Figure 6. Pathogenicity test of Rhizoctonia solani group AG-3PT isolates in two different hosts (Solanum phureja and S. tuberosum). A) R. solani group AG-3PT isolates from S. phureja; B) R. solani group AG-3PT isolates from S. tuberosum. 

Our results showed that the adaptation of R. solani AG-3PT to S. tuberosum promoted the appearance of symptoms in other potential hosts, such as S. phureja (figure 6). These fungal isolates, which were in the initial stages of specialization, were not yet genetically isolated and therefore maintained a potentially wide range of hosts.

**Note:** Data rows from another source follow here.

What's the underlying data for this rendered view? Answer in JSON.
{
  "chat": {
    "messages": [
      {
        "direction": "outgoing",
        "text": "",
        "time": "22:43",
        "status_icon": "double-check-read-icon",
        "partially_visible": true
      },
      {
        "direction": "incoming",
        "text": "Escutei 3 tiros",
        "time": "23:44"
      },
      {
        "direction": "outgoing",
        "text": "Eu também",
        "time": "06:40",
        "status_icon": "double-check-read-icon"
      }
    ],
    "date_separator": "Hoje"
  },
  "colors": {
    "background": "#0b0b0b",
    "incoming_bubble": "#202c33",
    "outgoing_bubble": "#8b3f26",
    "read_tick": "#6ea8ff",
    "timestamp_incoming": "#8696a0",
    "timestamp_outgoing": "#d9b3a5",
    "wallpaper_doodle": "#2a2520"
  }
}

Source: Elaborated by the authors

Figure 7. Cross pathogenicity tests of R. solani anastomosis group-3 PT isolates from S. phureja (RH001P, RH002P, RH004, RH005P) and S. tuberosum (RH001T, RH002T, RH004T, RH006T) in Cundinamarca, Colombia. Three different severity scales were used to evaluate the plant pathogen disease: A) ^{Horsfall & Barratt (1945)}, B) ^{Salazar-Zuluaga (2014)}, and C) ^{Jia et al. (2007)}. Phaseolus vulgaris was not a host of R. solani group-3 PT. S. phureja, S. tuberosum, and P. vulgaris experiments were conducted independently. 

Although many R. solani AGs are host-specific, some isolates have shown damage in different plants from their original host (^{Anderson, 1982}; ^{Ogoshi, 1987}). Results described by ^{Ferrucho et al. (2012)} showed that R. solani AG-3 infected potatoes, tomatoes, and “lulo” or “naranjilla” (Solanum quitoense), exhibiting stem cankers; also, peas, beans, corn, and carrot showed root infection with the fungi. Implementation of crop rotation systems should consider non-hosts of AG-2-1 and AG-3PT. Interspecific adaptation events have been observed in other AGs; recently, it was determined that R. solani AG-1 IA isolates from Urochloa spp. in Colombia had the adaptive potential to become a pathogen in corn. These isolates from signal grass were more aggressive to the same host than the isolates from soybean, suggesting incipient host specialization (^{Poloni et al., 2016}). Another study showed that signal grass isolates of R. solani AG1 IA were more aggressive to Urochloa brizantha “Toledo” than those from rice (^{Chavarro-Mesa et al., 2015}). Finally, R. solani AG-3PT isolates from Cundinamarca feature the adaptive potential to emerge as a pathogen in Andean potatoes (S. phureja) in Colombia, probably because of the similarity between pathosystems (figures 6 and 7).